Schmidt devotes much of this section to the Vietnam War and its intersection with Holling’s life: at the national level, as he watches the news each night with his family, and at the community level, as he befriends Mai Thi and observes Mrs. Baker, whose husband is missing in action. At the section’s opening, Schmidt highlights the Battle of Khesanh, known as the bloodiest and most controversial battle of the Vietnam War. Holling notices the discrepancies between the White House’s boastful reports that “the enemy was about to give up” (166) and images on the news of wounded soldiers and marines “covering their heads as the mortars came” (166). Through Holling’s eyes, Schmidt draws attention to the controversial nature of the Vietnam War. He highlights major current events from the late 1960s to expose modern young people to this period in American history. From Holling’s perspective, young readers can gain accessible insight into a war they have probably not previously considered.
Along with reports of the war on the national level, Schmidt also highlights how the war affects Holling’s community. Mrs. Baker is clearly going through a difficult time of worry for her husband, Lieutenant Baker, evidenced by the tears and runny nose she blames on a cold. However, she has no choice but to carry on with her life as usual. Holling notes that she continues to pour into her students like a gardener watching the seeds she planted bloom. Her personal trials relate to the theme that people are more than their current title. While Holling sees Mrs. Baker as nothing but his teacher at the novel’s beginning, his perspective is gradually changing to see Mrs. Baker as a person with many aspects to her life: a husband she misses, a faith that she clings to, a love for literature, and a past as an Olympic runner.

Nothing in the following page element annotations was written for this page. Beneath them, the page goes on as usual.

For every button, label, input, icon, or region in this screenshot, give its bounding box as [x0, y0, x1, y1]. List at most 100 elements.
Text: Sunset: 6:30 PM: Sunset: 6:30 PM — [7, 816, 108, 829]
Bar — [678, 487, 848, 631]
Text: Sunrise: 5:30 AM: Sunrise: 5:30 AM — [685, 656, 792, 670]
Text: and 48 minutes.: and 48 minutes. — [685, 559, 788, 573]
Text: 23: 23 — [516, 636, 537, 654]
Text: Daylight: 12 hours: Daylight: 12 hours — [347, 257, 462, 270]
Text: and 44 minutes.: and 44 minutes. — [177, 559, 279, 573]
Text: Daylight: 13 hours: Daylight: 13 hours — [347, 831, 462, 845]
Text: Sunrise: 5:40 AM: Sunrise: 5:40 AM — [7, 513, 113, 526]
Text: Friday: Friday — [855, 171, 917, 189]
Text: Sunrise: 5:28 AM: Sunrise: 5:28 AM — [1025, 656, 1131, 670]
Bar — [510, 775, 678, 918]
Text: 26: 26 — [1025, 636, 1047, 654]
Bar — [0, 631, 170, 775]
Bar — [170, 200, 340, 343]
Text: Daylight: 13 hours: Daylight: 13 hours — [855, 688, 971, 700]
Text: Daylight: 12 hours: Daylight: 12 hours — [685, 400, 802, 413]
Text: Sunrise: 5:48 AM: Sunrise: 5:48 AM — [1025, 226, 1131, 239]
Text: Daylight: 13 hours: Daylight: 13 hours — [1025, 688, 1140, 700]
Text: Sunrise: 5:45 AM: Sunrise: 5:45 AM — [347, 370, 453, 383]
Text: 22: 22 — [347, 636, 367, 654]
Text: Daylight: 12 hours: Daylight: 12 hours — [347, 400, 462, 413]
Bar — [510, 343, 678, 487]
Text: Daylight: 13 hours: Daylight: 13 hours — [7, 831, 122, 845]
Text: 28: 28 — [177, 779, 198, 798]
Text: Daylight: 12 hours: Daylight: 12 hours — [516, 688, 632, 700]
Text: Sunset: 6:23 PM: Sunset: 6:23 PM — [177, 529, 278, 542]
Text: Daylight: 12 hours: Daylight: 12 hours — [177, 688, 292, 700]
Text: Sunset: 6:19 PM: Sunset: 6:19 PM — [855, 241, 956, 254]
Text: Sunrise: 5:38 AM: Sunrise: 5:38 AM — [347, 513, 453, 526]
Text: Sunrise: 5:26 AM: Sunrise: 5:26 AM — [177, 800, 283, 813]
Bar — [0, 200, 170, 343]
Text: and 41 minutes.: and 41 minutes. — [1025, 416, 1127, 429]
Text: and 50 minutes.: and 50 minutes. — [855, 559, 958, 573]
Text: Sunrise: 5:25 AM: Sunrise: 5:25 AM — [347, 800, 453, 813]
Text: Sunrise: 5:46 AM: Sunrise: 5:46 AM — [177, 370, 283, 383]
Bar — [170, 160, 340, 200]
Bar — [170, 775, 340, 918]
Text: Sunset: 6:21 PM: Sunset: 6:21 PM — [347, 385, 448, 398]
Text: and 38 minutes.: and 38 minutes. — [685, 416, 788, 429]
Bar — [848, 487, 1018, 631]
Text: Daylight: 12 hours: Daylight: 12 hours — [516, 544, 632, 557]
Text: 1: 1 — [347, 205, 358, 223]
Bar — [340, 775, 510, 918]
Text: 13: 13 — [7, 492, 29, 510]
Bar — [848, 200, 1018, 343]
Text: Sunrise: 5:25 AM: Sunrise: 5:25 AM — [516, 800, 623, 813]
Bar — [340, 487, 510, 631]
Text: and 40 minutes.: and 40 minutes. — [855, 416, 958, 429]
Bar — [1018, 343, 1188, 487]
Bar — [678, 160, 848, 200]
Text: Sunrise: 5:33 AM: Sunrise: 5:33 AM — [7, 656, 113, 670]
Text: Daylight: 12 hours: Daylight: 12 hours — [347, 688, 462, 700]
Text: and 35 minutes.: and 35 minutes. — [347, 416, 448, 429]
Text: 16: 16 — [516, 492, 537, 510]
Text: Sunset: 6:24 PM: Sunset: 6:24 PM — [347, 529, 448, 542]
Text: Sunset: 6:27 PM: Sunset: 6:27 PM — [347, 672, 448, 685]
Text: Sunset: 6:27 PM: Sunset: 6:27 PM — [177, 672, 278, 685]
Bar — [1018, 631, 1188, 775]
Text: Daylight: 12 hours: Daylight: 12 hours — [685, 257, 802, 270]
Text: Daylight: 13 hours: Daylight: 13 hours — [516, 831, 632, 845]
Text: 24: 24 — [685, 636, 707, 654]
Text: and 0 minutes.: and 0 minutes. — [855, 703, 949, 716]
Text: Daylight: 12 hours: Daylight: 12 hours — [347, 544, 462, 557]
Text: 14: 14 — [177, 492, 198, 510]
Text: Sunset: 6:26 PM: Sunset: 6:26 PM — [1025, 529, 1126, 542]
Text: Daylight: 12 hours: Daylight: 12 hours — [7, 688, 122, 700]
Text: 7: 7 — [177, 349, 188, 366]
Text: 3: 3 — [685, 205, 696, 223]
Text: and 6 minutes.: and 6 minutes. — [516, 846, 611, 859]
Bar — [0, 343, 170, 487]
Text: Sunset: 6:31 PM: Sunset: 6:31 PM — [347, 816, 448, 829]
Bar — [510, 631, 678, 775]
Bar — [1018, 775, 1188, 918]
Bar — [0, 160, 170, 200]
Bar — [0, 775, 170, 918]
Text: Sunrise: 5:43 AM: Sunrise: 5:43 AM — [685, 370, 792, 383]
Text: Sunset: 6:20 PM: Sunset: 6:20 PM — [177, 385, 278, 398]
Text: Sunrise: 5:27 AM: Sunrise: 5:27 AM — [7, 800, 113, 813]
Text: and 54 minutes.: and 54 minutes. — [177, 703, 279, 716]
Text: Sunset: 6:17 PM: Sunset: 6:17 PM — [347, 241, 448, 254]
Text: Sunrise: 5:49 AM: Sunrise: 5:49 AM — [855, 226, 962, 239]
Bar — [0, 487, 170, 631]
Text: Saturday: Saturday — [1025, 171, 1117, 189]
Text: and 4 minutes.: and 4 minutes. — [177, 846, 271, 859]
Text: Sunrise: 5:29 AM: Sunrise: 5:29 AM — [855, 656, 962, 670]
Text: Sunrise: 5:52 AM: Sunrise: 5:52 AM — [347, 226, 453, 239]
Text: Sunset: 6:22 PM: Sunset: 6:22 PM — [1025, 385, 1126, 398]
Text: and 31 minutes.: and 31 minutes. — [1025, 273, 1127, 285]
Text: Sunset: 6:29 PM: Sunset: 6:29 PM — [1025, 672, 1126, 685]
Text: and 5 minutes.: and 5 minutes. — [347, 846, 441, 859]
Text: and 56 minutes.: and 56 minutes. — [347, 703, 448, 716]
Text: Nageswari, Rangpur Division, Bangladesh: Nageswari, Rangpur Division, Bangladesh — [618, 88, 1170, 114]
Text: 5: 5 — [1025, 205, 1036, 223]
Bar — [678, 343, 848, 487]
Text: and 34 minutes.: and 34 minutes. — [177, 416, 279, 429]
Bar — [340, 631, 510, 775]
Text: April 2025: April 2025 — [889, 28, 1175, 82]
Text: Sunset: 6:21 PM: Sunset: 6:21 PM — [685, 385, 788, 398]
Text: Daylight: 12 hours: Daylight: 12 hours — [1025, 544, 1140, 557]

Beyond Mrs. Baker, Holling’s friendship with Mai Thi also shows the effects of the Vietnam War on Holling’s small community. Holling struggles to understand why the school makes fun of her for her bravery in facing the rats. Schmidt shows how people who are scared and hurt can sometimes deal with their emotions by lashing out at the nearest person they can find to blame. Just as Mrs. Bigio uses Mai Thi as a recipient for her anger and grief over her husband’s death, so too do students treat Mai Thi as a recipient of blame. It is only at the section’s end that Mrs. Bigio reconciles with Mai Thi, and the reader sees the power of forgiveness as the two cling to one another at the chapter’s close.
Schmidt balances the heavy, war-related focus of this chapter with an abundance of humor. Coincidence continues to play a role in Schmidt’s development of comedy, seen when Mrs. Sidman returns as a school board member. Unsurprisingly, she coincidentally undergoes more trauma when the long lost Sycorax and Caliban fall from the ceiling tiles directly into her lap. Schmidt uses this scenario to humorously bring many details of the novel to a head. Schmidt also uses humor to develop Holling’s voice as a junior high school student. He coaches Mrs. Baker in what to do (and what not to do) when the school board comes, and later, humorously describes his record-breaking run when an escaped Sycorax and Caliban chase him, giving him “the Big M” (180). Despite Holling’s expectation for an ominous day on the ides of March, the day ends favorably, though not without comedic snafus.